The Special Adviser to the President on Information and Strategy, Mr Bayo Onanuga made this known on Wednesday while briefing State House Correspondents on the components of the submitted Economic Stabilisation Bill by the Executive to the National Assembly for further amendments.
Mr Onanuga stated that the amendment to the TETFUND 2011 Act as contained in the economic stabilisation fund is an important element that affects the Nigerian students.
He said; “The Tertiary Education Trust Fund (TETFUND) Amendment Bill 2024 is significant because it introduces a provision that impacts the Nigerian Education Loan Fund (NELFUND). Many have been wondering how NELFUND will be financed, and the government has provided a solution. Most of the funding will come from TETFUND. The amendment to the 2011 TETFUND Act now mandates that one-third (30%) of the funds TETFUND receives from the Federation Account must be set aside for NELFUND before any disbursements are made. This ensures a ready source of funding for NELFUND.”
Responding to the impact of the proposed amendment to the Tertiary Education Trust Fund 2011 Act as regards existing intervention in public tertiary institutions, Mr Onanuga said that “the government believes the fund accruing to Tertiary Education Trust Fund from the federation account can adequately boast fund disbursement by NELFUND.”
He stated that TETFUND having funded infrastructure of public higher institutions visibly well since its inception, it would have the efficiency to sustain students enrolment in public higher institutions through its support towards the disbursement of loan to students.
“As for the TETFUND issue, I understand that TETFUND has been doing a lot of good work supporting universities, colleges of education, polytechnics, and more. The government likely reviewed its funds and decided that allocating 30% of TETFUND’s resources to NELFUND would benefit students in these institutions. The idea behind NELFUND is to ensure that every child, regardless of their parents’ financial status, can access education. TETFUND shouldn’t only focus on building facilities like assembly halls and laboratories without ensuring that students have access to loans to fully benefit from these resources.”
Mr Onanuga also explained that the One third TETFUND funding support for NELFUND is a supplementary support for the operations of NELFUND while the Nigerian government also make provision of budgetary allocation to fully fund loan disbursement by NELFUND to Nigerian students.
In addition, the Senior Special Assistant Digital/New Media, O’tega Ogra recalled that President Tinubu’s speech to Nigerians during the #EndBadGovernance Protest, revealed that financial realisations from illegal activities would be used to fund the student loan scheme.

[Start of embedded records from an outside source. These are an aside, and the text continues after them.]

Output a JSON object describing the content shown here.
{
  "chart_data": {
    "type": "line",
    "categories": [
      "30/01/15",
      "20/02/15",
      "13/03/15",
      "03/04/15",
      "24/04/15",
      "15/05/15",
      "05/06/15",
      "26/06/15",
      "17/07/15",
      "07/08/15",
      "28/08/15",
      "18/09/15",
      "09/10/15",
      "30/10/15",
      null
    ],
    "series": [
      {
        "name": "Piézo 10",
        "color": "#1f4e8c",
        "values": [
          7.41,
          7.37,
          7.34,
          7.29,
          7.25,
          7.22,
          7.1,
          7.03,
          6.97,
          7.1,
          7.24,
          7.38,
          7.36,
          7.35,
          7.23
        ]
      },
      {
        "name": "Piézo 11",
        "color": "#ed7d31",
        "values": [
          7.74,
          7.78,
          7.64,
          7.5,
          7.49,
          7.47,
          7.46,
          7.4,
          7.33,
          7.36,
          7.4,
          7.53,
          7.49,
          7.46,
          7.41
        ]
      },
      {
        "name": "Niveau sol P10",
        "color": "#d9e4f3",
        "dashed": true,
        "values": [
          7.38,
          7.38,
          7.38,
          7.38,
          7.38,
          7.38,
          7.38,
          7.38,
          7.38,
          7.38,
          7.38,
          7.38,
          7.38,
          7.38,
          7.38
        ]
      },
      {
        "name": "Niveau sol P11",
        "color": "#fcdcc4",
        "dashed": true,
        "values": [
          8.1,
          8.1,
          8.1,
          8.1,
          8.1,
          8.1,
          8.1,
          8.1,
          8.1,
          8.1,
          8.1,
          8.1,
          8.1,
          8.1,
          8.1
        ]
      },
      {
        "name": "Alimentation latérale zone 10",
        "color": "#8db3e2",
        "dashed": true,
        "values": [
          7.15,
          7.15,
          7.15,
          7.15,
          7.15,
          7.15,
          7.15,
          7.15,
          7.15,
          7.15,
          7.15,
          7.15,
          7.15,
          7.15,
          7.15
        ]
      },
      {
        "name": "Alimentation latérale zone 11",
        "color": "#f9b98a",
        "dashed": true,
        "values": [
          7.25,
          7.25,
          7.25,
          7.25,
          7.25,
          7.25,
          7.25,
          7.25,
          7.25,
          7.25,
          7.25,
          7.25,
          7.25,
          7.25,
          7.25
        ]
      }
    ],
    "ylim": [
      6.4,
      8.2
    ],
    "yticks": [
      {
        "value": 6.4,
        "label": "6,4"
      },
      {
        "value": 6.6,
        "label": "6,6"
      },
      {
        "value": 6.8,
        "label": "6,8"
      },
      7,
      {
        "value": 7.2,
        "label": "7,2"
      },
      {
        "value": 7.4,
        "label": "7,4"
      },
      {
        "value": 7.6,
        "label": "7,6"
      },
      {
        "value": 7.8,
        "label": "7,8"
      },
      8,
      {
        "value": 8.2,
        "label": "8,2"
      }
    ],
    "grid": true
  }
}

Acknowledging that public higher institutions need more funds to support the administration of the institutions, O’tega said that the waiver granted to public higher institutions on internally generated revenue by the Nigerian government is to further help them support the system.
“The government has also implemented another important measure. Previously, universities were required to remit a portion of their Internally Generated Revenue (IGR) to the Nigerian government. However, this policy has been discontinued. Now, universities can retain all their IGR, which can be fully utilized to support and fund their institutions.
“We know they need a lot more funding. We know the budgetary allocations to education can be improved, but a lot is being done, at least in the interim, to bridge funding gaps that they have,” Ogra added.